I am pretty much on the same plane as Ms Young. I delight in being called a Crip by my close friends even though I am deaf. I might moan and groan about lack of captions on the television and Paul, my able bodied friend who has been in the disability sector for 133 years, will say, “You poor cripple.” I accept this as the ultimate sign of acceptance. But Paul would never say that to just anyone. To know when and where you can be PC while being totally unPC is about having the ‘REAL’ experience of disability. But the ‘REAL’ experience is personal and one should never presume that everyone’s experience is the same. This is why Stott Despoja finds public jokes about disability so offensive, particularly the demeaning ones such as the one used by Hilldebrand. They are not just offensive but they are also dangerous in that they often promote stereotypes of disability as ‘USELESS’.
I still struggle with PC. Stella Young is a prime example. Ms Young is a person with a disability. She is a person who uses a wheelchair. She is a person of short stature, or is she a person with an acquired form of dwarfism? (She actually has a kind of bone condition.) Or is she just a person? Or is Ms Young a woman with a disability who is a wheel chair user and of short stature? I, who have been in the disability sector for over 20 years, still struggle to come up with the right language to use. In fact I have long since given up trying.
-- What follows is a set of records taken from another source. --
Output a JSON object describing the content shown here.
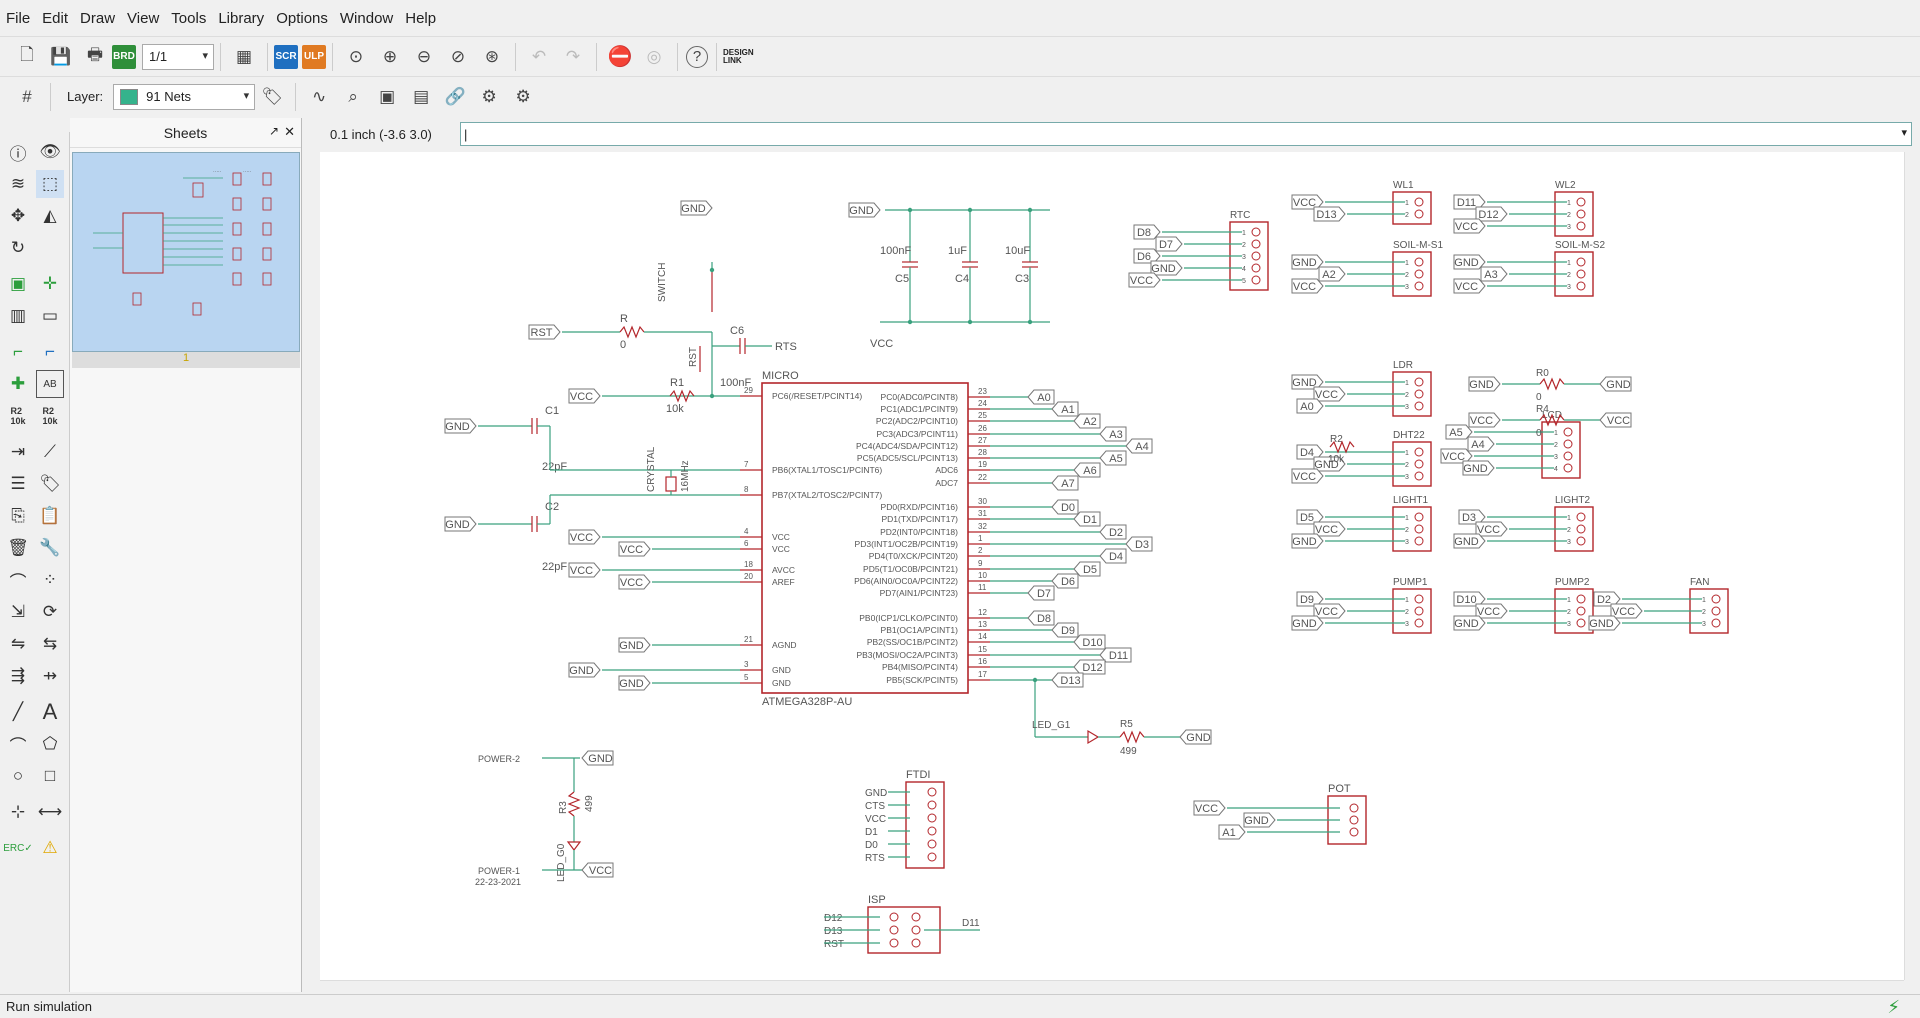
{
  "menu": [
    "File",
    "Edit",
    "Draw",
    "View",
    "Tools",
    "Library",
    "Options",
    "Window",
    "Help"
  ],
  "toolbar": {
    "sheet_combo": "1/1",
    "scr": "SCR",
    "ulp": "ULP",
    "brd": "BRD",
    "help": "?",
    "design_link": "DESIGN LINK"
  },
  "layer": {
    "label": "Layer:",
    "value": "91 Nets",
    "color": "#35b38c"
  },
  "sheets_panel": {
    "title": "Sheets",
    "sheet_number": "1"
  },
  "coord": "0.1 inch (-3.6 3.0)",
  "command": "|",
  "status": "Run simulation",
  "colors": {
    "wire": "#3aa17e",
    "symbol": "#b3262b",
    "text": "#555555",
    "thumb": "#b9d5f1"
  },
  "schematic": {
    "micro_name": "MICRO",
    "micro_value": "ATMEGA328P-AU",
    "left_pins": [
      {
        "num": "29",
        "name": "PC6(/RESET/PCINT14)"
      },
      {
        "num": "7",
        "name": "PB6(XTAL1/TOSC1/PCINT6)"
      },
      {
        "num": "8",
        "name": "PB7(XTAL2/TOSC2/PCINT7)"
      },
      {
        "num": "4",
        "name": "VCC"
      },
      {
        "num": "6",
        "name": "VCC"
      },
      {
        "num": "18",
        "name": "AVCC"
      },
      {
        "num": "20",
        "name": "AREF"
      },
      {
        "num": "21",
        "name": "AGND"
      },
      {
        "num": "3",
        "name": "GND"
      },
      {
        "num": "5",
        "name": "GND"
      }
    ],
    "right_pins": [
      {
        "num": "23",
        "name": "PC0(ADC0/PCINT8)",
        "net": "A0"
      },
      {
        "num": "24",
        "name": "PC1(ADC1/PCINT9)",
        "net": "A1"
      },
      {
        "num": "25",
        "name": "PC2(ADC2/PCINT10)",
        "net": "A2"
      },
      {
        "num": "26",
        "name": "PC3(ADC3/PCINT11)",
        "net": "A3"
      },
      {
        "num": "27",
        "name": "PC4(ADC4/SDA/PCINT12)",
        "net": "A4"
      },
      {
        "num": "28",
        "name": "PC5(ADC5/SCL/PCINT13)",
        "net": "A5"
      },
      {
        "num": "19",
        "name": "ADC6",
        "net": "A6"
      },
      {
        "num": "22",
        "name": "ADC7",
        "net": "A7"
      },
      {
        "num": "30",
        "name": "PD0(RXD/PCINT16)",
        "net": "D0"
      },
      {
        "num": "31",
        "name": "PD1(TXD/PCINT17)",
        "net": "D1"
      },
      {
        "num": "32",
        "name": "PD2(INT0/PCINT18)",
        "net": "D2"
      },
      {
        "num": "1",
        "name": "PD3(INT1/OC2B/PCINT19)",
        "net": "D3"
      },
      {
        "num": "2",
        "name": "PD4(T0/XCK/PCINT20)",
        "net": "D4"
      },
      {
        "num": "9",
        "name": "PD5(T1/OC0B/PCINT21)",
        "net": "D5"
      },
      {
        "num": "10",
        "name": "PD6(AIN0/OC0A/PCINT22)",
        "net": "D6"
      },
      {
        "num": "11",
        "name": "PD7(AIN1/PCINT23)",
        "net": "D7"
      },
      {
        "num": "12",
        "name": "PB0(ICP1/CLKO/PCINT0)",
        "net": "D8"
      },
      {
        "num": "13",
        "name": "PB1(OC1A/PCINT1)",
        "net": "D9"
      },
      {
        "num": "14",
        "name": "PB2(SS/OC1B/PCINT2)",
        "net": "D10"
      },
      {
        "num": "15",
        "name": "PB3(MOSI/OC2A/PCINT3)",
        "net": "D11"
      },
      {
        "num": "16",
        "name": "PB4(MISO/PCINT4)",
        "net": "D12"
      },
      {
        "num": "17",
        "name": "PB5(SCK/PCINT5)",
        "net": "D13"
      }
    ],
    "labels": {
      "vcc": "VCC",
      "gnd": "GND",
      "rst": "RST",
      "rts": "RTS",
      "r": "R",
      "r0val": "0",
      "r1": "R1",
      "r1val": "10k",
      "c6": "C6",
      "c6val": "100nF",
      "switch": "SWITCH",
      "c1": "C1",
      "c2": "C2",
      "c1val": "22pF",
      "c2val": "22pF",
      "crystal": "CRYSTAL",
      "crystalval": "16MHz",
      "c5val": "100nF",
      "c4val": "1uF",
      "c3val": "10uF",
      "c5": "C5",
      "c4": "C4",
      "c3": "C3",
      "led_g1": "LED_G1",
      "r5": "R5",
      "r5val": "499",
      "power2": "POWER-2",
      "power1": "POWER-1",
      "date": "22-23-2021",
      "r3": "R3",
      "r3val": "499",
      "led_g0": "LED_G0",
      "ftdi": "FTDI",
      "ftdi_pins": [
        "GND",
        "CTS",
        "VCC",
        "D1",
        "D0",
        "RTS"
      ],
      "isp": "ISP",
      "isp_left": [
        "D12",
        "D13",
        "RST"
      ],
      "isp_right": "D11",
      "pot": "POT",
      "pot_net": "A1"
    },
    "connectors": [
      {
        "name": "WL1",
        "nets": [
          "VCC",
          "D13"
        ]
      },
      {
        "name": "WL2",
        "nets": [
          "D11",
          "D12",
          "VCC"
        ]
      },
      {
        "name": "RTC",
        "nets": [
          "D8",
          "D7",
          "D6",
          "GND",
          "VCC"
        ]
      },
      {
        "name": "SOIL-M-S1",
        "nets": [
          "GND",
          "A2",
          "VCC"
        ]
      },
      {
        "name": "SOIL-M-S2",
        "nets": [
          "GND",
          "A3",
          "VCC"
        ]
      },
      {
        "name": "LDR",
        "nets": [
          "GND",
          "VCC",
          "A0"
        ]
      },
      {
        "name": "R0",
        "nets": [
          "GND",
          "GND"
        ]
      },
      {
        "name": "R4",
        "nets": [
          "VCC",
          "VCC"
        ]
      },
      {
        "name": "R2",
        "nets": [
          "GND",
          "10k"
        ]
      },
      {
        "name": "DHT22",
        "nets": [
          "D4",
          "GND",
          "VCC"
        ]
      },
      {
        "name": "LCD",
        "nets": [
          "A5",
          "A4",
          "VCC",
          "GND"
        ]
      },
      {
        "name": "LIGHT1",
        "nets": [
          "D5",
          "VCC",
          "GND"
        ]
      },
      {
        "name": "LIGHT2",
        "nets": [
          "D3",
          "VCC",
          "GND"
        ]
      },
      {
        "name": "PUMP1",
        "nets": [
          "D9",
          "VCC",
          "GND"
        ]
      },
      {
        "name": "PUMP2",
        "nets": [
          "D10",
          "VCC",
          "GND"
        ]
      },
      {
        "name": "FAN",
        "nets": [
          "D2",
          "VCC",
          "GND"
        ]
      }
    ]
  }
}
And this is one of my pet hates about PC. You see PC is something that many people hide behind because they cannot accept people with disabilities just as they are. For many on the PC bandwagon being PC is a tool to deny the existence of disability. We once had the term handicapped. This became negative so they came up with the term disability. Disability referred to the physical condition that you have while the handicaps were the barriers that your disability caused you. Then of course we had deaf, which became hard of hearing, which changed to hearing impaired. But then people took offense to the impaired part and wanted to change it back to hard of hearing. Now we can have people of varying abilities, the differently abled or the access challenged. Men are alternate sex 1 while females are alternate sex 2 (I made that one up) But, my point is it gets ridiculous. For me the ultimate unPC is to try and find a label for a group of people that denies they exist and attempts to NORMALISE them.
But the ultimate-ultimate unPC is for those that represent you to deny you your voice. This is the new age fad. This where a group of five or six people that hide behind the placard of ELECTED representatives decide that we are all wrong and present the exact opposite of what we tell them we want to the Government. To them we are all just faceless people in the crowd making senseless and uninformed noise. To me that’s just as offensive as the Hilldebrand Tweets.
For now think twice about that disability joke you are about to distribute via email of Facebook. The Real experience of many may not match your own and offense is often taken. Worse, like with the Hildebrand Tweet, it can promote negative stereotypes. It is these stereotypes that we people with disabilities are all trying to overcome. Let’s not make it any harder than it already is.